(posted by OMDQ)

As expected, tonight’s ESPN Sunday Night Baseball broadcast featured much talk about the future of 300 game winners. Most experts tend to agree – misguidedly, I believe – that Tom Glavine will be the last pitcher to reach that milestone, backing up their position with talk of pitch counts, increased specialization, and statistics (every pitcher currently within striking distance is either really old or two steps short of washed up).

Jon Miller and Joe Morgan tried the statistical route tonight, and I’m not sure how well it worked. Discussing the increased roles that relievers have taken on in recent years, ESPN flashed a graphic comparing the career complete game totals of Cy Young (749), Warren Spahn (382), Roger Clemens (118), Greg Maddux (109), and Glavine (57).
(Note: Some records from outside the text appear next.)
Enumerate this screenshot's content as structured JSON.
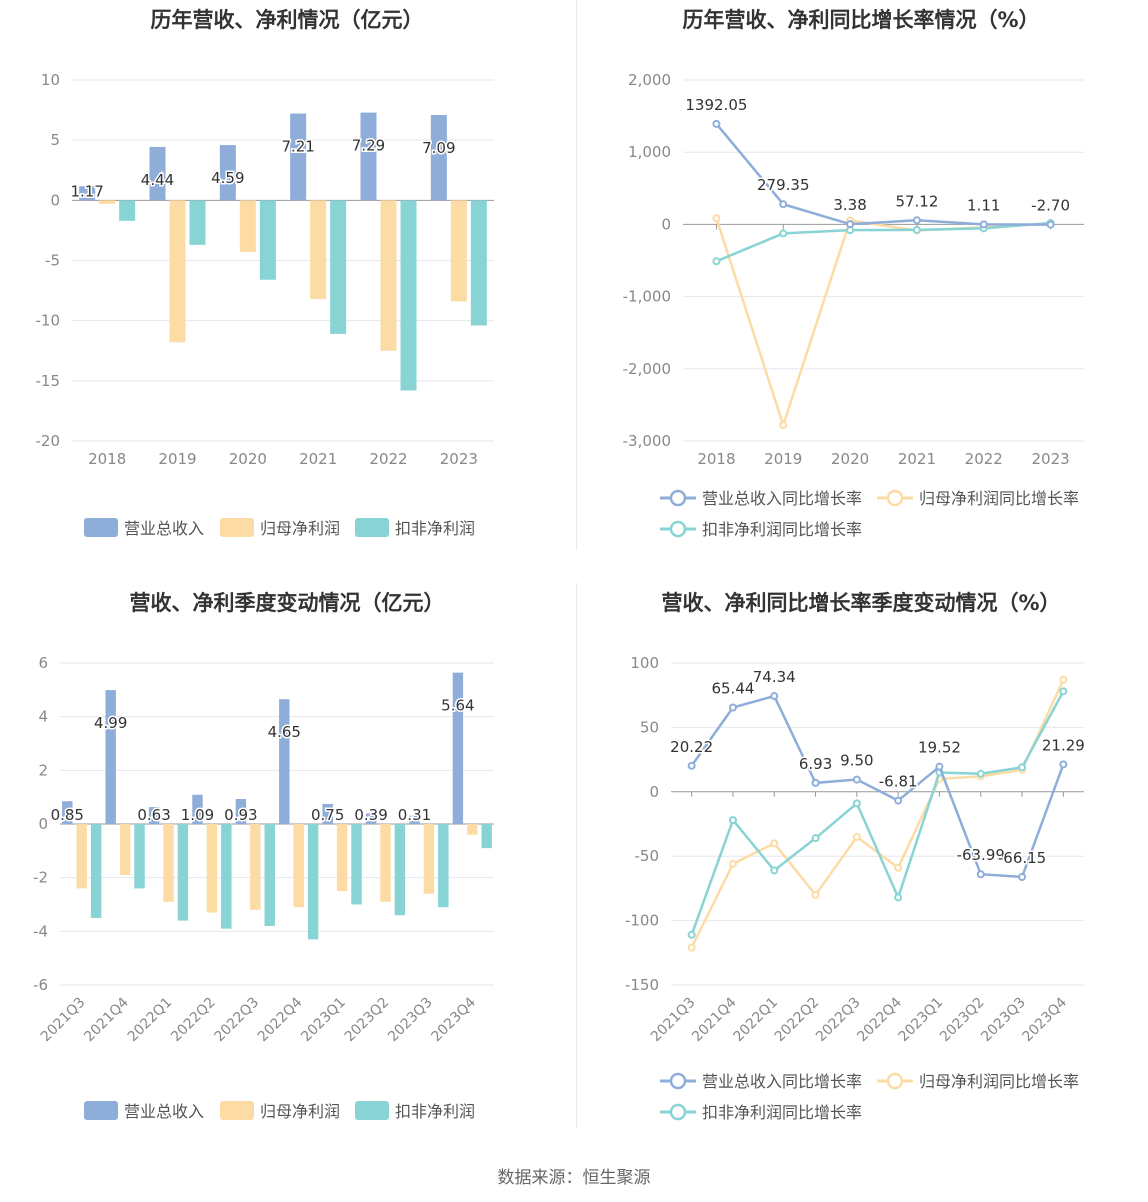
{
  "colors": {
    "revenue": "#8eadd9",
    "net_profit": "#fcdca4",
    "deducted_profit": "#88d3d3",
    "axis": "#888888",
    "grid": "#e6e6ee",
    "label": "#333333"
  },
  "chart_data": [
    {
      "type": "bar",
      "title": "历年营收、净利情况（亿元）",
      "categories": [
        "2018",
        "2019",
        "2020",
        "2021",
        "2022",
        "2023"
      ],
      "series": [
        {
          "name": "营业总收入",
          "values": [
            1.17,
            4.44,
            4.59,
            7.21,
            7.29,
            7.09
          ]
        },
        {
          "name": "归母净利润",
          "values": [
            -0.3,
            -11.8,
            -4.3,
            -8.2,
            -12.5,
            -8.4
          ]
        },
        {
          "name": "扣非净利润",
          "values": [
            -1.7,
            -3.7,
            -6.6,
            -11.1,
            -15.8,
            -10.4
          ]
        }
      ],
      "labels": [
        "1.17",
        "4.44",
        "4.59",
        "7.21",
        "7.29",
        "7.09"
      ],
      "ylim": [
        -20,
        10
      ],
      "yticks": [
        "10",
        "5",
        "0",
        "-5",
        "-10",
        "-15",
        "-20"
      ],
      "legend": "bottom"
    },
    {
      "type": "line",
      "title": "历年营收、净利同比增长率情况（%）",
      "categories": [
        "2018",
        "2019",
        "2020",
        "2021",
        "2022",
        "2023"
      ],
      "series": [
        {
          "name": "营业总收入同比增长率",
          "values": [
            1392.05,
            279.35,
            3.38,
            57.12,
            1.11,
            -2.7
          ]
        },
        {
          "name": "归母净利润同比增长率",
          "values": [
            85,
            -2780,
            55,
            -85,
            -40,
            10
          ]
        },
        {
          "name": "扣非净利润同比增长率",
          "values": [
            -510,
            -125,
            -80,
            -75,
            -55,
            20
          ]
        }
      ],
      "labels": [
        "1392.05",
        "279.35",
        "3.38",
        "57.12",
        "1.11",
        "-2.70"
      ],
      "ylim": [
        -3000,
        2000
      ],
      "yticks": [
        "2,000",
        "1,000",
        "0",
        "-1,000",
        "-2,000",
        "-3,000"
      ],
      "legend": "bottom"
    },
    {
      "type": "bar",
      "title": "营收、净利季度变动情况（亿元）",
      "categories": [
        "2021Q3",
        "2021Q4",
        "2022Q1",
        "2022Q2",
        "2022Q3",
        "2022Q4",
        "2023Q1",
        "2023Q2",
        "2023Q3",
        "2023Q4"
      ],
      "series": [
        {
          "name": "营业总收入",
          "values": [
            0.85,
            4.99,
            0.63,
            1.09,
            0.93,
            4.65,
            0.75,
            0.39,
            0.31,
            5.64
          ]
        },
        {
          "name": "归母净利润",
          "values": [
            -2.4,
            -1.9,
            -2.9,
            -3.3,
            -3.2,
            -3.1,
            -2.5,
            -2.9,
            -2.6,
            -0.4
          ]
        },
        {
          "name": "扣非净利润",
          "values": [
            -3.5,
            -2.4,
            -3.6,
            -3.9,
            -3.8,
            -4.3,
            -3.0,
            -3.4,
            -3.1,
            -0.9
          ]
        }
      ],
      "labels": [
        "0.85",
        "4.99",
        "0.63",
        "1.09",
        "0.93",
        "4.65",
        "0.75",
        "0.39",
        "0.31",
        "5.64"
      ],
      "ylim": [
        -6,
        6
      ],
      "yticks": [
        "6",
        "4",
        "2",
        "0",
        "-2",
        "-4",
        "-6"
      ],
      "legend": "bottom"
    },
    {
      "type": "line",
      "title": "营收、净利同比增长率季度变动情况（%）",
      "categories": [
        "2021Q3",
        "2021Q4",
        "2022Q1",
        "2022Q2",
        "2022Q3",
        "2022Q4",
        "2023Q1",
        "2023Q2",
        "2023Q3",
        "2023Q4"
      ],
      "series": [
        {
          "name": "营业总收入同比增长率",
          "values": [
            20.22,
            65.44,
            74.34,
            6.93,
            9.5,
            -6.81,
            19.52,
            -63.99,
            -66.15,
            21.29
          ]
        },
        {
          "name": "归母净利润同比增长率",
          "values": [
            -121,
            -56,
            -40,
            -80,
            -35,
            -59,
            10,
            12,
            17,
            87
          ]
        },
        {
          "name": "扣非净利润同比增长率",
          "values": [
            -111,
            -22,
            -61,
            -36,
            -9,
            -82,
            15,
            14,
            19,
            78
          ]
        }
      ],
      "labels": [
        "20.22",
        "65.44",
        "74.34",
        "6.93",
        "9.50",
        "-6.81",
        "19.52",
        "-63.99",
        "-66.15",
        "21.29"
      ],
      "ylim": [
        -150,
        100
      ],
      "yticks": [
        "100",
        "50",
        "0",
        "-50",
        "-100",
        "-150"
      ],
      "legend": "bottom"
    }
  ],
  "footer": "数据来源：恒生聚源"
}
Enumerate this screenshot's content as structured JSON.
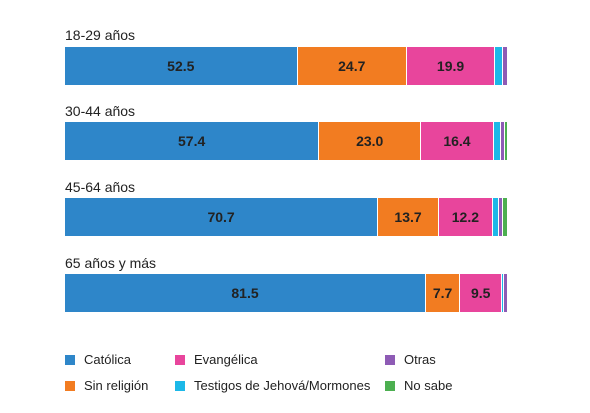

If you’re debating specialization, then yeah, these are great numbers to show. Obviously pitchers today are throwing far, far fewer complete games than in Cy Young’s day. But if you’re using this as an argument that 300 game winners are becoming extinct – um, don’t all five guys named above have 300 wins, despite significant changes from generation to generation? Yes, yes they do. Is this a bad statistic to use in this particular argument? Yes, yes it is.

This is just one example, but it helps illustrate exactly why the so-called experts are foolish to even suggest that Tom Glavine will be the last pitcher to win 300 games. No matter how much the game changes, the cream always rises to the top, at least one or two of the best pitchers always rise to the occasion and are long enough for good enough to get to 300. That’s the way it works.

Who will win 300 games next? My money is on C.C. Sabathia, who is in terrific position for his age, but we’ll have to wait and see how the next decade treats him. Even if Sabathia doesn’t do it, however, somebody else will appear on the horizon, either from this generation or the next. Bet on it.